If you have participated in some of the celebrations at Uppsala University, you have probably noticed a few academic symbols.

The seal

The University's seal is in an open round wooden box.

The University’s seal was created as early as about 1600. Such a seal was necessary for confirming letters sent from the University. This seal image, Sweden’s oldest academic symbol, is now the University’s logotype and is in wide use as such.

The motto GRATIÆ VERITAS NATURÆ means ‘truth through the grace of God and through nature’. The rays of the sun symbolise God, and the globe nature.

Silver sceptres, wooden staff and the Vice-Chancellor’s chain of office

Two silver sceptres lie next to each other. Their tops are gilded, round and decorated with details and gemstones.

The early 17th century also saw the introduction of the two silver sceptres, which were devised to express the University’s independence. They are now kept at the Museum Gustavianum. The museum also exhibits the wooden staff that was crafted by the artist Jean Eric Rehn in the middle of the 18th century and that was originally an officer’s symbol, used by the commander of the University’s guard detail.

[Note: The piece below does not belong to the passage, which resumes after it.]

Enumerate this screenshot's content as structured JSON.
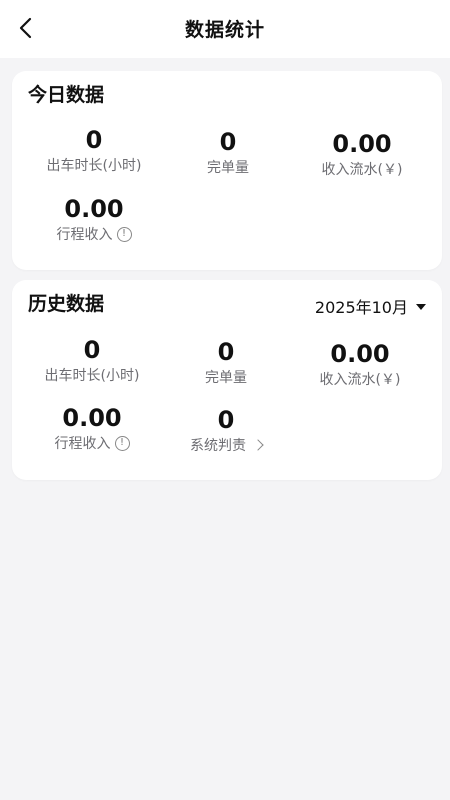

These three objects are often brought out for use in ceremonies. In processions the staff comes first, carried by the officer called the pedell, followed by the sceptres carried by the two cursors. Together these three, all attired in top hats and tailcoats, with yellow vests, precede the Vice-Chancellor in the procession. On such occasions the Vice-Chancellor wears the Vice-Chancellor’s chain of office, a gift to the University from King Oscar II on its 400th anniversary in 1877.

The Vice Chancellor's chain lying on a table. At the bottom of it is a portrait of Oscar the Second in profile.